In the recent case of Porton Capital Technology Funds & Ors v 3M UK Holdings Ltd & Anor[1] the English High Court considered the relevant principles to be applied where a Share Purchase Agreement (“SPA”) provided that the purchaser of the business could not cease to carry on the business without the vendor’s consent, such consent “not to be unreasonably withheld”. The case provides useful guidance on the meaning to be applied to this phrase in a commercial context.

Background

The defendant purchased Acolyte Biomedica Limited (“Acolyte”) under a SPA in February 2007. The consideration consisted of £10.4m in cash and an earn-out payment based on net sales for the year 2009, capped at £41m. The claimants represented 60% of the shareholder vendors. Acolyte’s product was a product used in detecting MRSA called BacLite. The business subsequently failed and it ceased in December 2008. There were therefore no sales in 2009, to form the basis of the earn-out payment.

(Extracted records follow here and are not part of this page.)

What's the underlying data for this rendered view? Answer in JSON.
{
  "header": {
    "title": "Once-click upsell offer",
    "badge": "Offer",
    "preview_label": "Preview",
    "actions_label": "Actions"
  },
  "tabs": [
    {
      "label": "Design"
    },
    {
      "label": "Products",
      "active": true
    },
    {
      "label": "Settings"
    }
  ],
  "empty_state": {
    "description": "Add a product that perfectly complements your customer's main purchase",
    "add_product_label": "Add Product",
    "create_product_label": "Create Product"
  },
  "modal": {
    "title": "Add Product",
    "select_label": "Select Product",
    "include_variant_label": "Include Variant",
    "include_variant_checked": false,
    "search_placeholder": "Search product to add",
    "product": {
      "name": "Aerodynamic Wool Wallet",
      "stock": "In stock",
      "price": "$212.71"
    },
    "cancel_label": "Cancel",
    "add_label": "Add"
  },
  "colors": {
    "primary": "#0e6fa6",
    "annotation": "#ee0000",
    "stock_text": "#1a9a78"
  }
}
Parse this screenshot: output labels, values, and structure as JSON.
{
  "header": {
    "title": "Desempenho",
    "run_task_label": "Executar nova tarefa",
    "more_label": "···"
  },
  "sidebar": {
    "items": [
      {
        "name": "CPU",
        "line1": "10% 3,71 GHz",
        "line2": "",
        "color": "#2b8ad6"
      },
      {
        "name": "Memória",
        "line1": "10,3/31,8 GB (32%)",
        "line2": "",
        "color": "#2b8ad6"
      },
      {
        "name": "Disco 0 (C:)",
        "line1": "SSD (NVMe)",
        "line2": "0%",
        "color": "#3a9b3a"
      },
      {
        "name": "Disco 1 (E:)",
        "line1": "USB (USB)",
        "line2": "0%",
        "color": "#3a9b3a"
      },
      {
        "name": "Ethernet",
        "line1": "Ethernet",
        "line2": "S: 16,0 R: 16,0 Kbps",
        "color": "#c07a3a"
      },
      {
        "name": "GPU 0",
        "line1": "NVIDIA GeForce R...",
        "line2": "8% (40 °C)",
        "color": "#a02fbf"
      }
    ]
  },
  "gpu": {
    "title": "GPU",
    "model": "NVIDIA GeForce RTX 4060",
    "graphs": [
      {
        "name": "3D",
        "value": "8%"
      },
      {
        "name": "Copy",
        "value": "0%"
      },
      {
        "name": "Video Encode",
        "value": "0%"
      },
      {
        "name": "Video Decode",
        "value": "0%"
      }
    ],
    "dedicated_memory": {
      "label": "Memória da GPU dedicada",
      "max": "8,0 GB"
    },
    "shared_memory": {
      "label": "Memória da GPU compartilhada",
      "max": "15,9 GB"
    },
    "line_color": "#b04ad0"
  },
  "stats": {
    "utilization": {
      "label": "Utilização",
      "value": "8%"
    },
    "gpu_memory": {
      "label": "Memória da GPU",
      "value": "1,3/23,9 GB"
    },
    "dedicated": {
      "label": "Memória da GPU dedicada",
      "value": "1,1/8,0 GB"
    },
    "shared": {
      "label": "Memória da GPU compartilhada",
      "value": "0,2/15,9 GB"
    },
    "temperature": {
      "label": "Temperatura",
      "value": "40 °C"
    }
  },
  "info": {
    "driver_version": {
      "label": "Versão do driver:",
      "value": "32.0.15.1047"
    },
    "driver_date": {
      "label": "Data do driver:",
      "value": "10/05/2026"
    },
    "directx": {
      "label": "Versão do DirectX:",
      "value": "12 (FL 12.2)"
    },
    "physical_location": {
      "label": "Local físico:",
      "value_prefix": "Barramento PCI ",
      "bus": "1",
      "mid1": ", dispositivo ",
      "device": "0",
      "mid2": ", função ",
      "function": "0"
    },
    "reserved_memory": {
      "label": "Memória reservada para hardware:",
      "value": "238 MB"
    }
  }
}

The claimants alleged that the defendant breached the SPA in ceasing to carry on the business. The defendants argued that they were entitled to terminate the business in circumstances where they had requested consent and offered compensation to the claimants in the sum of US$1.07m calculated on the basis of estimated sales for 2009. The defendant argued that the claimant acted unreasonably in withholding their consent to cease business in late 2008.  

The claimants also alleged that the defendant was in breach of its obligation to diligently seek regulatory approval for and to actively market BacLite, and that the claimants lost 60% of the net sales which should have been in the region of £32m.  

Decision

The SPA provided that the defendant “without the written consent of the vendors, which shall not be unreasonably withheld, shall not…cease to carry on its business…”. By letters dated 14 July and 15 August 2008, the defendant invited the claimants to consent to the cessation of the business. The claimants refused to provide this consent. Unusually, the claimants relied on principles which have been developed in landlord and tenant cases, such as International Drilling Fluids Ltd v Louisville Investments (Uxbridge) Ltd[2]. The Court agreed with the claimant’s approach and found that the following principles apply in determining whether consent has been unreasonably withheld in a commercial context:

  1. The burden is on the party that requested consent (the defendant) to show that the claimants’ refusal to consent to the cessation of the business was unreasonable;
  2. What is reasonable will depend on the facts of each case, here the claimants were entitled to have regard to their own interests in earning as large an earn-out payment as possible; and
  3. The claimants were not required to balance their own interests with those of the defendants, or to have any regard to the costs that the defendant might be incurring in connection with the ongoing business of Acolyte.

On the facts, the Court found that it was reasonable for the claimants to consider the fact that more would have be earned if the business continued and therefore the claimants’ consent had not been unreasonably withheld.

Furthermore, the defendant’s cessation of the business in December 2008 was a repudiation of the SPA. On the basis that worldwide net sales would have been in the region of US$2,152,000, the Court awarded the claimants US$1,299,808.

In relation to the earn-out payments, the SPA provided that the “payment is contingent upon the future performance of the company and therefore is not guaranteed”. However, the SPA also imposed express obligations on the defendant in respect of regulatory approval and marketing. The Court found that the defendant was in breach of its obligation to seek regulatory approval and actively market BacLite.  

Implications

Irish landlord and tenant case law contains many of the principles enunciated above. However these principles have not to date applied to Irish contract law generally.

While the decision in Porton Capital is not binding upon the Irish courts, it will be interesting to see if the Irish courts are persuaded to follow this precedent.